# Transform Pandas DF to Verseagility-JSON

- Give a pandas dataframe as input with the columns "label" and "text" to bring it in the correct JSON-format
- Just keep the other dummy variables as they are to make sure the data stays valid. You can just remove the question/answering component from your case file, so that this part does not get trained
- You can also change the values for url, date etc. if you have a respective column in your dataset

In [None]:
# Import packages
import pandas as pd
import uuid
import json
import logging

In [None]:
# Change this to your format respectively
fname = 'file.csv'
df = pd.read_csv(fname, sep="\t", encoding="utf-8")

In [None]:
def transform_json(df, language, chunk=0):
    fname = f"output-{language}-train-{chunk}.json"
    with open(fname, "w", encoding='utf-8') as file:
        file.write("[")
    k = 0
    for index, row in df.iterrows():
        fileid = row['id']
        q_views = row['views']
        q_tags = row['appliesTo']
        url = row['url']
        lang = language

        # PACK Q JSON
        question = {}
        question['title'] = row['question.title']
        question['author'] = row['question.author']
        question['createdAt'] = row['question.createdAt']
        question['text'] = row['question.text']
        question['upvotes'] = int(row['question.upvotes'])

        # PACK A JSON
        answer = {}
        answer['markedAsAnswer'] = str(row['answer.markedAsAnswer'])
        answer['createdAt'] = row['answer.createdAt']
        answer['text'] = row['answer.text']
        answer['upvotes'] = int(row['answer.upvotes'])

        # PACK JSON
        data = {'question': question, 'id': fileid, 'views': q_views, 'appliesTo': q_tags, 'url': url, 'language': lang, 'answer': answer}
        content = json.dumps(data, indent=4, separators=(',', ': '), ensure_ascii=False)

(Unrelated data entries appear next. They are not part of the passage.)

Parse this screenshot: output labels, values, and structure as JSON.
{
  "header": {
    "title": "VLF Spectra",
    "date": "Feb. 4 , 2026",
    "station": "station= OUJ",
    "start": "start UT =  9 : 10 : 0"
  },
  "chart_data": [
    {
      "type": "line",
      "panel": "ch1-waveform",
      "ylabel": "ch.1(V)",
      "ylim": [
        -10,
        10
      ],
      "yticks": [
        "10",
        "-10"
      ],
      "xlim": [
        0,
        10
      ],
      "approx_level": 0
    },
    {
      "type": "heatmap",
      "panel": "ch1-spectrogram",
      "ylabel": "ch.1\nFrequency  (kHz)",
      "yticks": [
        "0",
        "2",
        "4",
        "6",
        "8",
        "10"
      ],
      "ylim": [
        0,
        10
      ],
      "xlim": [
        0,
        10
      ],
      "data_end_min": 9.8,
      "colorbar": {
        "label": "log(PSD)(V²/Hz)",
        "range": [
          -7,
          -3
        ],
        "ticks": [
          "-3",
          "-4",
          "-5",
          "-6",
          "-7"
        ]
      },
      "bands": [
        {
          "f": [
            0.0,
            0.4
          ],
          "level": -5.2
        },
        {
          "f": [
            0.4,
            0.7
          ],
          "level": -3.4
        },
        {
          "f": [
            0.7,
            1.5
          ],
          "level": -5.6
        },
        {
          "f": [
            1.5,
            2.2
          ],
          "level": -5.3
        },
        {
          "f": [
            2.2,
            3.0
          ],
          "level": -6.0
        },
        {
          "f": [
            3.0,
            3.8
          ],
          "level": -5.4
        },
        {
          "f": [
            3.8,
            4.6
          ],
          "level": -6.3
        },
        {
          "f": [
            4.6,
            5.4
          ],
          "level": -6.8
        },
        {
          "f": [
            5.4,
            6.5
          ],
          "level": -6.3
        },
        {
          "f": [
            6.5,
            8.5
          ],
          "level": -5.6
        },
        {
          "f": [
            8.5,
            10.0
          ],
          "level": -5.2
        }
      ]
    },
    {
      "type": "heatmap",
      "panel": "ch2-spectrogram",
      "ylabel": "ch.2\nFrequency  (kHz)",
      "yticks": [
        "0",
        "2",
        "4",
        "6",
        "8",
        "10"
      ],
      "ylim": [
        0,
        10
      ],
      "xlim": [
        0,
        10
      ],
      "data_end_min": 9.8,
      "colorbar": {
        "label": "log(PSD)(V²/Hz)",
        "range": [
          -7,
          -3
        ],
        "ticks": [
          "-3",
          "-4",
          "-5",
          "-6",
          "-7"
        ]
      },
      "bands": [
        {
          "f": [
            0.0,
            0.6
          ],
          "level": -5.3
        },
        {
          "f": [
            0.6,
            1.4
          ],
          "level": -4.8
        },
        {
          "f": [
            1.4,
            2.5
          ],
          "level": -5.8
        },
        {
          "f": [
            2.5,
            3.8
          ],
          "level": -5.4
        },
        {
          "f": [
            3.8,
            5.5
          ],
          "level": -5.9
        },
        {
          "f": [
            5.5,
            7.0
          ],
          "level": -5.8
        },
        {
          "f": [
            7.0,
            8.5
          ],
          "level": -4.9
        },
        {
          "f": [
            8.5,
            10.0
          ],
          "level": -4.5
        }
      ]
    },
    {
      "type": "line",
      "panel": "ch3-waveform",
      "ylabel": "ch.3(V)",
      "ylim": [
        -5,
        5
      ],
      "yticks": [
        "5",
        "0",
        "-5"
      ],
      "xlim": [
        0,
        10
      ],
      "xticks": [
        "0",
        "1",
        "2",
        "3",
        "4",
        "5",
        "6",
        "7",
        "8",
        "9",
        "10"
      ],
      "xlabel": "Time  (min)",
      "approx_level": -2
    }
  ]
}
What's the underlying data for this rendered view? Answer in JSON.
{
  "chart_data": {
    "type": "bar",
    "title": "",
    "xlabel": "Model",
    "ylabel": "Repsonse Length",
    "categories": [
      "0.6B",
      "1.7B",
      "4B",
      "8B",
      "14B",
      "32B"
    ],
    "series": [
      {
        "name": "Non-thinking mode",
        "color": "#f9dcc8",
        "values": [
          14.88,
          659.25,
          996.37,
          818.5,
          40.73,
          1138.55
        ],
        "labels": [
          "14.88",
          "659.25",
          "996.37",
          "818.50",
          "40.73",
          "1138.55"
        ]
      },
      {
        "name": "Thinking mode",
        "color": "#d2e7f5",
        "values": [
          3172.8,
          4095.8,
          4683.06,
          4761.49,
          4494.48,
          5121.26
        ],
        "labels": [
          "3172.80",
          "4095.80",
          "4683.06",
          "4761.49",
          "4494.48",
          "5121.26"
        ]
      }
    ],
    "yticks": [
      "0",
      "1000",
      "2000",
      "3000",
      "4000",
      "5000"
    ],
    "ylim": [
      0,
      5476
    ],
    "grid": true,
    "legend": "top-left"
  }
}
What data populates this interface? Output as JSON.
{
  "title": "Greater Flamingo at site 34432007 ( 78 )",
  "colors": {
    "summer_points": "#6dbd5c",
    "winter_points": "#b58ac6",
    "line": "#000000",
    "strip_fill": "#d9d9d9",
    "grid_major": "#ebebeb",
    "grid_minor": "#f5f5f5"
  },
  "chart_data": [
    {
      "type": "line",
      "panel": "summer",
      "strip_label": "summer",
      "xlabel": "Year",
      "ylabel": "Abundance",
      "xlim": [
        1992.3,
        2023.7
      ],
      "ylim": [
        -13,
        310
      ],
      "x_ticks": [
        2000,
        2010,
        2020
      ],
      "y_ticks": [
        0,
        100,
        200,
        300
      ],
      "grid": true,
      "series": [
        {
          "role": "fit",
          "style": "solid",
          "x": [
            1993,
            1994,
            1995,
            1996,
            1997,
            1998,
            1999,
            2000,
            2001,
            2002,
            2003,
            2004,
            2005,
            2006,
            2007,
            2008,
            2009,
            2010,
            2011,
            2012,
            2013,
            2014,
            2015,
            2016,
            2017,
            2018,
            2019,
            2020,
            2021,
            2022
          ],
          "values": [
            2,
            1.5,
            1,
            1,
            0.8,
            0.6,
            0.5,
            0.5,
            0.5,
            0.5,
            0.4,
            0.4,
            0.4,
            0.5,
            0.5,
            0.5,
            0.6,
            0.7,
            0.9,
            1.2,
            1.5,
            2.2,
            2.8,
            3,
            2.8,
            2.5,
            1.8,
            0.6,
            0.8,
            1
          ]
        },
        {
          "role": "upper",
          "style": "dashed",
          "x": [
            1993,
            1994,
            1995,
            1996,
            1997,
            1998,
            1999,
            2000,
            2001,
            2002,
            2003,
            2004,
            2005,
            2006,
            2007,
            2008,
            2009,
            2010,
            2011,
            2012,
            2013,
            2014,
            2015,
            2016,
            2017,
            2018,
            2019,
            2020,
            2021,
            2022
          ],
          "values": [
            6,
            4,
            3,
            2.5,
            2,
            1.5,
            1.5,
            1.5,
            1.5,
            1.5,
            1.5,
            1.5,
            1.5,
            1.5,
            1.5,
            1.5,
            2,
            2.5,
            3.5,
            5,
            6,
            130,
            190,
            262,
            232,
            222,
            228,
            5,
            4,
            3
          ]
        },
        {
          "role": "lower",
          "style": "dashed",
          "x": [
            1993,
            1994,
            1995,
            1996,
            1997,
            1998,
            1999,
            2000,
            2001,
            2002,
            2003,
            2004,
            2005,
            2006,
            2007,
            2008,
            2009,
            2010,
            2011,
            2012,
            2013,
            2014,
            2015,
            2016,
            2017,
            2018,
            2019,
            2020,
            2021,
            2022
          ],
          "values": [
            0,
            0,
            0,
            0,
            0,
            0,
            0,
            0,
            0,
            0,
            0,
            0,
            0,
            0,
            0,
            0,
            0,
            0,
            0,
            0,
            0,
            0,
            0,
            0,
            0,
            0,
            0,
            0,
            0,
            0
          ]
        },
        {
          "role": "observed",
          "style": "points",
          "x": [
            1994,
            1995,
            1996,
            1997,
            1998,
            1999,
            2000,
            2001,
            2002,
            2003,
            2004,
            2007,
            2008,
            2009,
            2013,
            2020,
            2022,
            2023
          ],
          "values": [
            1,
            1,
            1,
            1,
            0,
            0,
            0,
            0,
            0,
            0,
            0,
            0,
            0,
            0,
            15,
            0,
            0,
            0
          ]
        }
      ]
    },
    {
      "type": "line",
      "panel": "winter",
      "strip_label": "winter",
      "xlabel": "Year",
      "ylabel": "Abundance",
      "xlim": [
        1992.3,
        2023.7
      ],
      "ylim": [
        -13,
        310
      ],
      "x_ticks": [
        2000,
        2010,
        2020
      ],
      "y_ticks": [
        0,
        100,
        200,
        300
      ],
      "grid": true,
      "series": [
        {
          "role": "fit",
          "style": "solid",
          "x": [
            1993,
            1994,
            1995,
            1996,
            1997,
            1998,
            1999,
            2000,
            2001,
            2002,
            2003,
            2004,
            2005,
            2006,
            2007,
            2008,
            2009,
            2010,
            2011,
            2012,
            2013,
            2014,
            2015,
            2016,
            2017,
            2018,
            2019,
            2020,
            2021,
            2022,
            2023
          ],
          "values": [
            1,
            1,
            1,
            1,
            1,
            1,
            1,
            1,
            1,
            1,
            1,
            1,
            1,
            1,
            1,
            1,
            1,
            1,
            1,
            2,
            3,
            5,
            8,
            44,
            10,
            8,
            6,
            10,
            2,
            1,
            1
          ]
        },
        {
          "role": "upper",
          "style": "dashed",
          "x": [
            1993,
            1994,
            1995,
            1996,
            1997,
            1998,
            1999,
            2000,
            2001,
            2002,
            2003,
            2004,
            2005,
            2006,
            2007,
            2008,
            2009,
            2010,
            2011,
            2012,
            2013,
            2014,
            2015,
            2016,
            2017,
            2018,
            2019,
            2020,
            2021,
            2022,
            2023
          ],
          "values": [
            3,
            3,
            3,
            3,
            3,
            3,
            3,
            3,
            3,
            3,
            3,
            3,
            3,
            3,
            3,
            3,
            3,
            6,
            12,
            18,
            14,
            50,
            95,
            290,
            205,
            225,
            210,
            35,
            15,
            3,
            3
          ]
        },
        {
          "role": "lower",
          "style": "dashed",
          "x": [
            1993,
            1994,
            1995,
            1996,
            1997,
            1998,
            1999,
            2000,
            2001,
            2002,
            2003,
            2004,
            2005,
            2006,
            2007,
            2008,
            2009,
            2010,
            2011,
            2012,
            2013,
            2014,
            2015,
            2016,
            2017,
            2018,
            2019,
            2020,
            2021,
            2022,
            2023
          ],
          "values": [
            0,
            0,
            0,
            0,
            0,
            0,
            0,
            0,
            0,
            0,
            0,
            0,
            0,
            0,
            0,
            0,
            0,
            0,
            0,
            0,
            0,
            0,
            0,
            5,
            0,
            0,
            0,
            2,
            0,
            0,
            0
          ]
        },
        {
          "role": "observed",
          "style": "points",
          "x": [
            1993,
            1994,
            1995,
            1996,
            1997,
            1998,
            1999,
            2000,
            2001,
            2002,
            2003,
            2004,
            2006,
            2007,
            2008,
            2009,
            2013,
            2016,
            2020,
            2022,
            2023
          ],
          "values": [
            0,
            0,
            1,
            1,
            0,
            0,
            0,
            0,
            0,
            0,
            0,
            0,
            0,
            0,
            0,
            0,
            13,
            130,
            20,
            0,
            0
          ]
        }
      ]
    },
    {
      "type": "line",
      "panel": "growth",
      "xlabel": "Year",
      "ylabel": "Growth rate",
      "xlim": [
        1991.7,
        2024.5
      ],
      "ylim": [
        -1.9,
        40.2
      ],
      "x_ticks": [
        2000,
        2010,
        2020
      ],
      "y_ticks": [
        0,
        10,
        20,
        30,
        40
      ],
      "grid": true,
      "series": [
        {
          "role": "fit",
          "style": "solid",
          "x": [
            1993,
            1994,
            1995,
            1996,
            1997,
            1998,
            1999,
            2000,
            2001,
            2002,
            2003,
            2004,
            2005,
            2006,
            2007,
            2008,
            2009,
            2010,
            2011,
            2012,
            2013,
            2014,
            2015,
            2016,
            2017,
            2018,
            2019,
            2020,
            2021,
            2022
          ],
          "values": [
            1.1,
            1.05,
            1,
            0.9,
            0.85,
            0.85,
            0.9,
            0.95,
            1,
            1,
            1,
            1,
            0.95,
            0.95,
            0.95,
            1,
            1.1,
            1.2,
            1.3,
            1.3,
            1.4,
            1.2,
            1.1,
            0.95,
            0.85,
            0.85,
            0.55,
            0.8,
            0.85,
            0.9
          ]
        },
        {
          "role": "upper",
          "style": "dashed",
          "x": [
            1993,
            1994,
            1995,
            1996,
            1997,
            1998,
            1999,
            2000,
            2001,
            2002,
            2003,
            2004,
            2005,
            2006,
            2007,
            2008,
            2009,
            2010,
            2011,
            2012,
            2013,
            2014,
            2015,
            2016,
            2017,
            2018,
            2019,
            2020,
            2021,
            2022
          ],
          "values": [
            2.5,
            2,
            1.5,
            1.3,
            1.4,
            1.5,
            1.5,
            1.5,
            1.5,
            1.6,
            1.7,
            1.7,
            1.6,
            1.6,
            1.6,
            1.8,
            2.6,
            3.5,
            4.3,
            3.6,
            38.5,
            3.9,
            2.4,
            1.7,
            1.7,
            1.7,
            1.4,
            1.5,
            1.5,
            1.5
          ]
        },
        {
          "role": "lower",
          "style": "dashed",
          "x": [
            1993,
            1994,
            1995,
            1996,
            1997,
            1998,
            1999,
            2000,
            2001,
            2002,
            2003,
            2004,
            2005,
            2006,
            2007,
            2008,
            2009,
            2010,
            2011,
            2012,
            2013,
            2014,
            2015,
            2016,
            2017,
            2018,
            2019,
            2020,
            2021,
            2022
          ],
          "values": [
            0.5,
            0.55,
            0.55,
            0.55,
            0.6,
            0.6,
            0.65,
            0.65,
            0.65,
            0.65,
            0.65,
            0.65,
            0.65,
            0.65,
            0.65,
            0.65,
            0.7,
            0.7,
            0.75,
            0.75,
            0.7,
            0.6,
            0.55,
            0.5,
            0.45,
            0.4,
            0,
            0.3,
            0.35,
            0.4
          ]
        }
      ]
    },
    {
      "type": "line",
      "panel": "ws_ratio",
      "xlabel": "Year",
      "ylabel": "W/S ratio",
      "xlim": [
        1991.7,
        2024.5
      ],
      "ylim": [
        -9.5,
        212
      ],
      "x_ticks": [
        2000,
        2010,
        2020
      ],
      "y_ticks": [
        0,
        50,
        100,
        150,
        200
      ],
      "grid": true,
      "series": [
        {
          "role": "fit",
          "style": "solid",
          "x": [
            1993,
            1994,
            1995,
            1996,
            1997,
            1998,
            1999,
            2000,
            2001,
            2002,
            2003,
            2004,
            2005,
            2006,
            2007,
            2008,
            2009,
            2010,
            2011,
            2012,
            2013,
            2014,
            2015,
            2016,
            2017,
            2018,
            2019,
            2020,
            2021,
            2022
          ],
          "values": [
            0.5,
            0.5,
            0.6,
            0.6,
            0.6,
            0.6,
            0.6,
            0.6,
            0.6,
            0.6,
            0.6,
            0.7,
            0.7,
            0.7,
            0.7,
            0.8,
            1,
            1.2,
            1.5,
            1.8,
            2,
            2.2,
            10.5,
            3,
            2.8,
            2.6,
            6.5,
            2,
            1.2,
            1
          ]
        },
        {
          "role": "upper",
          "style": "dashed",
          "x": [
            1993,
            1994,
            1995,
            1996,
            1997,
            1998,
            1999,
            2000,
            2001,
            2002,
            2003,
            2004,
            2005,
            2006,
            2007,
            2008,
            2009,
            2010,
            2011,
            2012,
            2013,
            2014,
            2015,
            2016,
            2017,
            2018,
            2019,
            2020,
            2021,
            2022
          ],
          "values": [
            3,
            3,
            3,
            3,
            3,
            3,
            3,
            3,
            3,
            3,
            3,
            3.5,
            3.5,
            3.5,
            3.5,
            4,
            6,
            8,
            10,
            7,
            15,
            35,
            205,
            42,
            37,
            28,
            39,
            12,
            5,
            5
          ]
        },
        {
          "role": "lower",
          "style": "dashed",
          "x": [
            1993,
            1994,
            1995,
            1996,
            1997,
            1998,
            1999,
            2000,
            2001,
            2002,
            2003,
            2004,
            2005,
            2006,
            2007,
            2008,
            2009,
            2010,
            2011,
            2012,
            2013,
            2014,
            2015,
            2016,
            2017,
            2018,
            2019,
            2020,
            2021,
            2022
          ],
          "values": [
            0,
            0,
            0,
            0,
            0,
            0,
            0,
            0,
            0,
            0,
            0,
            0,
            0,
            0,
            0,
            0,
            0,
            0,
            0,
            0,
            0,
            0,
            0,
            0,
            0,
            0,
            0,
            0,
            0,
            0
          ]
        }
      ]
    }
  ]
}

        # WRITE TO JSON FILE
        with open(fname, "a", encoding='utf-8') as file:
            if k == len(df) - 1: # cannot take index as it is read chunk-wise and therefore misleading
                file.write(content + "]")
            else:
                file.write(content + ",")
        k = k + 1
    try:
        with open(fname) as f:
            json.load(f)
        logging.info(f'[INFO] - File {fname} is valid!')
    except Exception as e:
        logging.error(f'File {fname} seems to be invalid -> {e}.')
    logging.info(f"[SUCCESS] - File {chunk} -> {k} / {len(df)}")

In [None]:
# Initiate the transformation, if you want to transform the data set. Do this if you have less than 10.000 documents in your dataset
transform_json(df, "en-us")

# Chunk the data sets
## Please note:
- For training data corpora larger than 10.000 documents, we recommend to upload them chunk-wise to the BLOB-storage, otherwise it might come to bottlenecks in the document processor function
    - Íf you have less than 10.000 documents, you may go ahead and simply upload the file to the BLOB storage using the Azure Storage Explorer
- The following section helps you to read a large file and split it into chunks
- Below, there is a script to upload them one-by-one while having a break for five minutes to unload the pipeline

In [None]:
def get_chunks(lang, language):
    print(f'[INFO] - Start reading data chunks for {lang}.')
    i = 0
    for _ in pd.read_csv(f'data_{lang}.txt', sep="\t", encoding='utf-8', chunksize=5000):
        transform_json(_, language, i)
        i = i + 1

In [None]:
get_chunks(lang, language)

# Copy to BLOB
- Upload all the files of the export folder to the BLOB storage

In [None]:
from azure.storage.blob import BlobServiceClient, BlobClient, ContainerClient, ContentSettings
from datetime import datetime
import time
import logging
import pandas as pd

In [None]:
def copy_to_blob(local_file_path, blobstring, container):
    # Create a blob client using the local file name as the name for the blob
    logging.info(f'[INFO] - Initiating upload to BLOB-storage.')
    blob_service_client = BlobServiceClient.from_connection_string(blobstring)
    logging.info(f'[INFO] - Built connection to BLOB storage.')
    for path, subdirs, files in os.walk(local_file_path):
        for name in files:
            try:
                path_full = os.path.join(path, name)
                path_blob = os.path.join(path, name).replace(local_file_path, "")
                logging.info(f'[UPLOAD - {datetime.now()}] - Uploading to Azure Storage as BLOB: {path_blob}.')
                blob_client = blob_service_client.get_blob_client(container=container, blob=path_blob)
                # Upload the created file
                with open(path_full, "rb") as data:
                    blob_client.upload_blob(data, content_settings=ContentSettings(content_type='application/json'))
                logging.info(f'[INFO - {datetime.now()}] - Upload completed, sleeping for 10 minutes ... zZz ...')
                time.sleep(600)
            except Exception as e:
                logging.error(f'[STATUS - {datetime.now()}] - Copy to BLOB failed -> {e}.')
    logging.info(f'[STATUS - {datetime.now()}] - Successfully uploaded to BLOB.')

In [None]:
blobstring = "DefaultEndpointsProtocol=https;AccountName=###getyourblobstringhere###;AccountKey=###getyourkeyhere###;EndpointSuffix=core.windows.net"

In [None]:
copy_to_blob(f"export-{lang}/", blobstring, "data")